The simmering reality of Republican politics on trade: since the mid-1990s, they’ve been a bottle with the cork in too tight over trade.
The Republican leadership in Washington, from Newt Gingrich and Denny Hastert to John Boehner and Paul Ryan never wavered in their support for deals like the North American Free Trade Agreement, the Uruguay Round that created the World Trade Organization and, above all, a landmark pact with China that Bill Clinton pushed through in 2000.
Beneath the surface, core Republican constituencies seethed at its leadership.
They had a few champions in Congress. Rep. Chris Smith of New Jersey never stopped talking about human rights in China, with a particular focus on persecuted Christians. Former Sen. Fred Thompson of Tennessee hammered away at security issues like China’s proliferation of weapons technology. The late Rep. Charlie Norwood of Georgia, in a final speech raging against the China deal, called on lawmakers to demonstrate that “liberty shines brighter than gold.”
And, contrary to every shred of conventional wisdom about where you might find a union lobbyist, some Republicans, like Rep. Duncan Hunter of California, maintained cordial relationships with labor.
But those champions never organized themselves around the issue the way they might abortion or Obamacare or any of the other issues that really animate Republican voters.
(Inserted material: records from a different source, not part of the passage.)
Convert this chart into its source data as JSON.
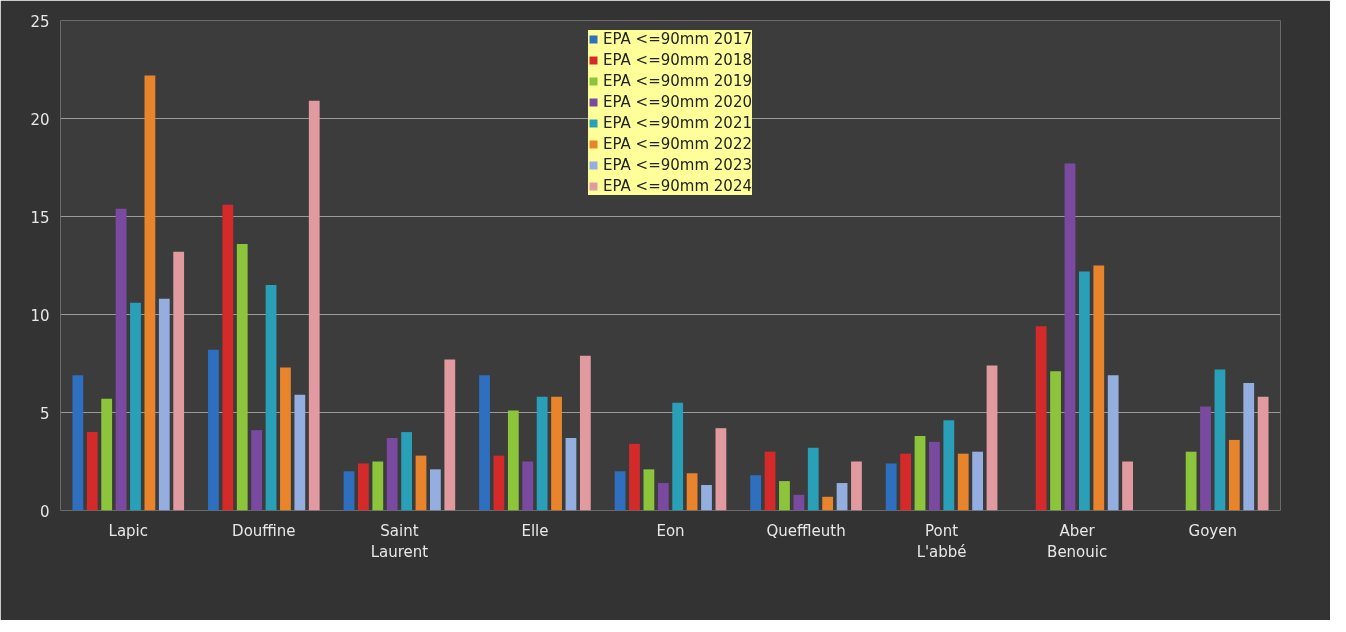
{
  "chart_data": {
    "type": "bar",
    "categories": [
      "Lapic",
      "Douffine",
      "Saint Laurent",
      "Elle",
      "Eon",
      "Queffleuth",
      "Pont L'abbé",
      "Aber Benouic",
      "Goyen"
    ],
    "ylim": [
      0,
      25
    ],
    "yticks": [
      0,
      5,
      10,
      15,
      20,
      25
    ],
    "grid": "y",
    "legend": "top",
    "series": [
      {
        "name": "EPA <=90mm 2017",
        "color": "#2e6fc0",
        "values": [
          6.9,
          8.2,
          2.0,
          6.9,
          2.0,
          1.8,
          2.4,
          null,
          null
        ]
      },
      {
        "name": "EPA <=90mm 2018",
        "color": "#d42a2a",
        "values": [
          4.0,
          15.6,
          2.4,
          2.8,
          3.4,
          3.0,
          2.9,
          9.4,
          null
        ]
      },
      {
        "name": "EPA <=90mm 2019",
        "color": "#8cc43c",
        "values": [
          5.7,
          13.6,
          2.5,
          5.1,
          2.1,
          1.5,
          3.8,
          7.1,
          3.0
        ]
      },
      {
        "name": "EPA <=90mm 2020",
        "color": "#7a4aa0",
        "values": [
          15.4,
          4.1,
          3.7,
          2.5,
          1.4,
          0.8,
          3.5,
          17.7,
          5.3
        ]
      },
      {
        "name": "EPA <=90mm 2021",
        "color": "#2aa0b8",
        "values": [
          10.6,
          11.5,
          4.0,
          5.8,
          5.5,
          3.2,
          4.6,
          12.2,
          7.2
        ]
      },
      {
        "name": "EPA <=90mm 2022",
        "color": "#e8842c",
        "values": [
          22.2,
          7.3,
          2.8,
          5.8,
          1.9,
          0.7,
          2.9,
          12.5,
          3.6
        ]
      },
      {
        "name": "EPA <=90mm 2023",
        "color": "#94aee0",
        "values": [
          10.8,
          5.9,
          2.1,
          3.7,
          1.3,
          1.4,
          3.0,
          6.9,
          6.5
        ]
      },
      {
        "name": "EPA <=90mm 2024",
        "color": "#e09aa0",
        "values": [
          13.2,
          20.9,
          7.7,
          7.9,
          4.2,
          2.5,
          7.4,
          2.5,
          5.8
        ]
      }
    ]
  }
}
Republican opponents of free trade never had the kind of people who coordinated lobbying, took names, and built bridges with undecided lawmakers. In short, though they had a lot of voters with them, they didn’t have a Washington organization.
By contrast, establishment Republicans had the business lobby on their side — led by multinationals like Caterpillar, IBM, and General Electric — and rightly conveyed the impression of having a well-oiled machine that could roll out and crush congressional opposition to new trade deals. Wavering Republican members of Congress — or ones who simply wanted the issue to go away — found themselves under pressure from local businesses, and enjoyed fundraising largesse in Washington.
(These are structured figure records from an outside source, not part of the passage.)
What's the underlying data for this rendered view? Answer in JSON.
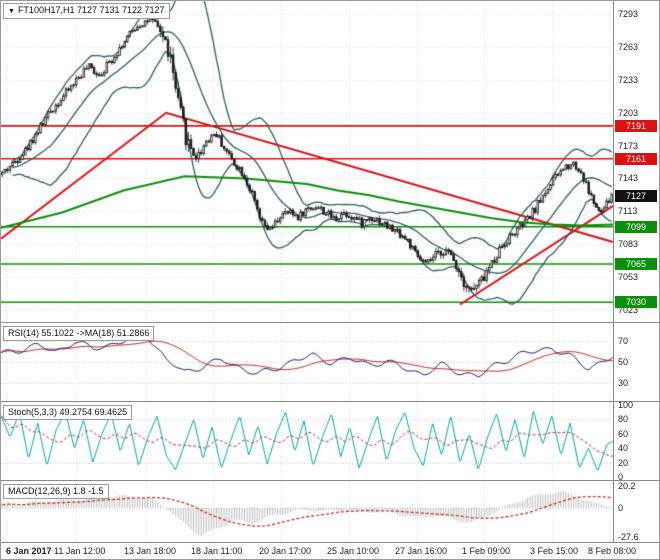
{
  "title": {
    "text": "FT100H17,H1 7127 7131 7122 7127"
  },
  "colors": {
    "grid": "#dcdcdc",
    "frame": "#8a8a8a",
    "candle_stroke": "#1a1a1a",
    "bull_fill": "#ffffff",
    "bear_fill": "#1a1a1a",
    "bollinger": "#2f5f5f",
    "red_line": "#dd1111",
    "green_line": "#0a8f0a",
    "badge_red": "#dd1111",
    "badge_green": "#0a8f0a",
    "badge_black": "#111111",
    "rsi_line": "#1a1a66",
    "signal_red": "#cc2222",
    "stoch_line": "#00a6a6",
    "macd_hist": "#bdbdbd"
  },
  "chart_data": {
    "type": "candlestick",
    "symbol": "FT100H17",
    "timeframe": "H1",
    "ohlc_current": {
      "open": 7127,
      "high": 7131,
      "low": 7122,
      "close": 7127
    },
    "x_labels": [
      {
        "label": "6 Jan 2017",
        "pos": 0.008,
        "bold": true
      },
      {
        "label": "11 Jan 12:00",
        "pos": 0.122
      },
      {
        "label": "13 Jan 18:00",
        "pos": 0.237
      },
      {
        "label": "18 Jan 11:00",
        "pos": 0.347
      },
      {
        "label": "20 Jan 17:00",
        "pos": 0.458
      },
      {
        "label": "25 Jan 10:00",
        "pos": 0.568
      },
      {
        "label": "27 Jan 16:00",
        "pos": 0.679
      },
      {
        "label": "1 Feb 09:00",
        "pos": 0.789
      },
      {
        "label": "3 Feb 15:00",
        "pos": 0.9
      },
      {
        "label": "8 Feb 08:00",
        "pos": 0.995
      }
    ],
    "main": {
      "y_ticks": [
        7293,
        7263,
        7233,
        7203,
        7173,
        7143,
        7113,
        7083,
        7053,
        7023
      ],
      "y_range": [
        7012,
        7305
      ],
      "hlines": [
        {
          "price": 7191,
          "color": "red"
        },
        {
          "price": 7161,
          "color": "red"
        },
        {
          "price": 7099,
          "color": "green"
        },
        {
          "price": 7065,
          "color": "green"
        },
        {
          "price": 7030,
          "color": "green"
        }
      ],
      "price_badges": [
        {
          "price": 7191,
          "kind": "red"
        },
        {
          "price": 7161,
          "kind": "red"
        },
        {
          "price": 7127,
          "kind": "black"
        },
        {
          "price": 7099,
          "kind": "green"
        },
        {
          "price": 7065,
          "kind": "green"
        },
        {
          "price": 7030,
          "kind": "green"
        }
      ],
      "trendlines": [
        {
          "points": [
            [
              0,
              7088
            ],
            [
              0.27,
              7203
            ],
            [
              1,
              7085
            ]
          ],
          "color": "red",
          "width": 2
        },
        {
          "points": [
            [
              0.75,
              7028
            ],
            [
              1,
              7118
            ]
          ],
          "color": "red",
          "width": 2
        }
      ],
      "ma_green": {
        "points": [
          [
            0,
            7098
          ],
          [
            0.1,
            7112
          ],
          [
            0.2,
            7132
          ],
          [
            0.3,
            7145
          ],
          [
            0.4,
            7143
          ],
          [
            0.5,
            7138
          ],
          [
            0.55,
            7132
          ],
          [
            0.6,
            7128
          ],
          [
            0.65,
            7122
          ],
          [
            0.7,
            7117
          ],
          [
            0.75,
            7112
          ],
          [
            0.8,
            7107
          ],
          [
            0.85,
            7103
          ],
          [
            0.9,
            7101
          ],
          [
            0.95,
            7100
          ],
          [
            1,
            7101
          ]
        ],
        "width": 2
      },
      "bollinger": {
        "period": 20,
        "dev": 2
      },
      "candles_count": 240,
      "price_path": [
        [
          0,
          7148
        ],
        [
          0.02,
          7158
        ],
        [
          0.04,
          7170
        ],
        [
          0.06,
          7188
        ],
        [
          0.08,
          7205
        ],
        [
          0.1,
          7218
        ],
        [
          0.12,
          7232
        ],
        [
          0.14,
          7245
        ],
        [
          0.16,
          7238
        ],
        [
          0.18,
          7252
        ],
        [
          0.2,
          7268
        ],
        [
          0.22,
          7282
        ],
        [
          0.24,
          7288
        ],
        [
          0.26,
          7278
        ],
        [
          0.275,
          7255
        ],
        [
          0.29,
          7205
        ],
        [
          0.305,
          7175
        ],
        [
          0.32,
          7162
        ],
        [
          0.335,
          7178
        ],
        [
          0.35,
          7185
        ],
        [
          0.365,
          7170
        ],
        [
          0.38,
          7158
        ],
        [
          0.395,
          7148
        ],
        [
          0.41,
          7128
        ],
        [
          0.425,
          7102
        ],
        [
          0.44,
          7095
        ],
        [
          0.455,
          7108
        ],
        [
          0.47,
          7112
        ],
        [
          0.485,
          7108
        ],
        [
          0.5,
          7115
        ],
        [
          0.515,
          7118
        ],
        [
          0.53,
          7112
        ],
        [
          0.545,
          7106
        ],
        [
          0.56,
          7112
        ],
        [
          0.575,
          7108
        ],
        [
          0.59,
          7102
        ],
        [
          0.605,
          7108
        ],
        [
          0.62,
          7104
        ],
        [
          0.635,
          7098
        ],
        [
          0.65,
          7094
        ],
        [
          0.665,
          7086
        ],
        [
          0.68,
          7072
        ],
        [
          0.695,
          7064
        ],
        [
          0.71,
          7072
        ],
        [
          0.725,
          7078
        ],
        [
          0.74,
          7070
        ],
        [
          0.755,
          7052
        ],
        [
          0.77,
          7040
        ],
        [
          0.785,
          7048
        ],
        [
          0.8,
          7062
        ],
        [
          0.815,
          7078
        ],
        [
          0.83,
          7088
        ],
        [
          0.845,
          7096
        ],
        [
          0.86,
          7104
        ],
        [
          0.875,
          7116
        ],
        [
          0.89,
          7130
        ],
        [
          0.905,
          7142
        ],
        [
          0.92,
          7152
        ],
        [
          0.935,
          7158
        ],
        [
          0.95,
          7148
        ],
        [
          0.965,
          7128
        ],
        [
          0.98,
          7110
        ],
        [
          0.99,
          7118
        ],
        [
          1,
          7127
        ]
      ]
    },
    "rsi": {
      "label": "RSI(14) 55.1022 ->MA(18) 51.2866",
      "value": 55.1022,
      "ma_value": 51.2866,
      "y_ticks": [
        70,
        50,
        30
      ],
      "range": [
        12,
        88
      ],
      "levels": [
        70,
        50,
        30
      ],
      "points": [
        [
          0,
          58
        ],
        [
          0.03,
          62
        ],
        [
          0.06,
          66
        ],
        [
          0.09,
          60
        ],
        [
          0.12,
          70
        ],
        [
          0.15,
          63
        ],
        [
          0.18,
          67
        ],
        [
          0.21,
          72
        ],
        [
          0.24,
          75
        ],
        [
          0.27,
          52
        ],
        [
          0.3,
          40
        ],
        [
          0.33,
          46
        ],
        [
          0.36,
          52
        ],
        [
          0.39,
          45
        ],
        [
          0.42,
          38
        ],
        [
          0.45,
          44
        ],
        [
          0.48,
          52
        ],
        [
          0.51,
          56
        ],
        [
          0.54,
          50
        ],
        [
          0.57,
          53
        ],
        [
          0.6,
          48
        ],
        [
          0.63,
          50
        ],
        [
          0.66,
          44
        ],
        [
          0.69,
          38
        ],
        [
          0.72,
          47
        ],
        [
          0.75,
          40
        ],
        [
          0.78,
          36
        ],
        [
          0.81,
          48
        ],
        [
          0.84,
          56
        ],
        [
          0.87,
          60
        ],
        [
          0.9,
          64
        ],
        [
          0.93,
          55
        ],
        [
          0.96,
          44
        ],
        [
          0.98,
          50
        ],
        [
          1,
          55.1
        ]
      ]
    },
    "stoch": {
      "label": "Stoch(5,3,3) 49.2754 69.4625",
      "value": 49.2754,
      "signal_value": 69.4625,
      "y_ticks": [
        100,
        80,
        60,
        40,
        20,
        0
      ],
      "range": [
        -4,
        104
      ],
      "levels": [
        80,
        20
      ],
      "points": [
        [
          0,
          85
        ],
        [
          0.015,
          55
        ],
        [
          0.03,
          90
        ],
        [
          0.045,
          25
        ],
        [
          0.06,
          75
        ],
        [
          0.075,
          15
        ],
        [
          0.09,
          65
        ],
        [
          0.105,
          90
        ],
        [
          0.12,
          40
        ],
        [
          0.135,
          80
        ],
        [
          0.15,
          20
        ],
        [
          0.165,
          60
        ],
        [
          0.18,
          88
        ],
        [
          0.195,
          35
        ],
        [
          0.21,
          75
        ],
        [
          0.225,
          15
        ],
        [
          0.24,
          55
        ],
        [
          0.255,
          85
        ],
        [
          0.27,
          30
        ],
        [
          0.285,
          10
        ],
        [
          0.3,
          45
        ],
        [
          0.315,
          80
        ],
        [
          0.33,
          25
        ],
        [
          0.345,
          70
        ],
        [
          0.36,
          12
        ],
        [
          0.375,
          50
        ],
        [
          0.39,
          85
        ],
        [
          0.405,
          30
        ],
        [
          0.42,
          72
        ],
        [
          0.435,
          18
        ],
        [
          0.45,
          60
        ],
        [
          0.465,
          90
        ],
        [
          0.48,
          35
        ],
        [
          0.495,
          78
        ],
        [
          0.51,
          15
        ],
        [
          0.525,
          55
        ],
        [
          0.54,
          88
        ],
        [
          0.555,
          28
        ],
        [
          0.57,
          70
        ],
        [
          0.585,
          12
        ],
        [
          0.6,
          50
        ],
        [
          0.615,
          85
        ],
        [
          0.63,
          22
        ],
        [
          0.645,
          65
        ],
        [
          0.66,
          90
        ],
        [
          0.675,
          40
        ],
        [
          0.69,
          15
        ],
        [
          0.705,
          75
        ],
        [
          0.72,
          30
        ],
        [
          0.735,
          85
        ],
        [
          0.75,
          20
        ],
        [
          0.765,
          60
        ],
        [
          0.78,
          10
        ],
        [
          0.795,
          55
        ],
        [
          0.81,
          88
        ],
        [
          0.825,
          35
        ],
        [
          0.84,
          80
        ],
        [
          0.855,
          25
        ],
        [
          0.87,
          92
        ],
        [
          0.885,
          45
        ],
        [
          0.9,
          85
        ],
        [
          0.915,
          30
        ],
        [
          0.93,
          75
        ],
        [
          0.945,
          12
        ],
        [
          0.96,
          40
        ],
        [
          0.975,
          8
        ],
        [
          0.99,
          45
        ],
        [
          1,
          49.3
        ]
      ]
    },
    "macd": {
      "label": "MACD(12,26,9) 1.8 -1.5",
      "value": 1.8,
      "signal_value": -1.5,
      "y_ticks": [
        20.2,
        0.0,
        -27.6
      ],
      "range": [
        -32,
        25
      ],
      "points": [
        [
          0,
          2
        ],
        [
          0.05,
          5
        ],
        [
          0.1,
          7
        ],
        [
          0.15,
          9
        ],
        [
          0.2,
          11
        ],
        [
          0.24,
          9
        ],
        [
          0.27,
          0
        ],
        [
          0.3,
          -16
        ],
        [
          0.325,
          -26
        ],
        [
          0.35,
          -20
        ],
        [
          0.38,
          -12
        ],
        [
          0.41,
          -14
        ],
        [
          0.44,
          -8
        ],
        [
          0.47,
          -4
        ],
        [
          0.5,
          -2
        ],
        [
          0.53,
          -3
        ],
        [
          0.56,
          -2
        ],
        [
          0.59,
          -4
        ],
        [
          0.62,
          -3
        ],
        [
          0.65,
          -6
        ],
        [
          0.68,
          -9
        ],
        [
          0.71,
          -7
        ],
        [
          0.74,
          -11
        ],
        [
          0.77,
          -14
        ],
        [
          0.8,
          -6
        ],
        [
          0.83,
          2
        ],
        [
          0.86,
          9
        ],
        [
          0.89,
          13
        ],
        [
          0.92,
          15
        ],
        [
          0.95,
          9
        ],
        [
          0.97,
          4
        ],
        [
          1,
          1.8
        ]
      ]
    }
  }
}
Flash forward to 2016, and the craziness that is the Republican presidential primary. Front-runner Donald Trump has embraced a neo-isolationist foreign policy that rejects free-trade agreements and calls for a wall of tariffs against Mexican and Chinese imports. These would have been entirely common Republican ideas 100 years ago but then it would have been at the behest of business looking to keep competitors out, not laborers worried about low-wage competition.
Tony Fratto, a former official of the George W. Bush administration who now runs a public relations firm that counts key corporate lobby groups as clients, told The Wall Street Journal that, “In some ways, the Republican Party is becoming like the traditional Democratic Party” in its opposition to free trade.
But Fratto’s point is only half correct. The Republican Party was always much more like the Democrats than its leadership cared to admit, but the tendencies were masked by partisan rancor and a lack of an effective spokesman or organized apparatus in Washington.
In short, Trump provided in spades what Republican opponents of free trade were lacking for so long: leadership. And even if he loses the Republican nomination or the general election, Trump has pried the cork out of the bottle with relatively little effort. Putting it back in, if that’s even possible, won’t come easily.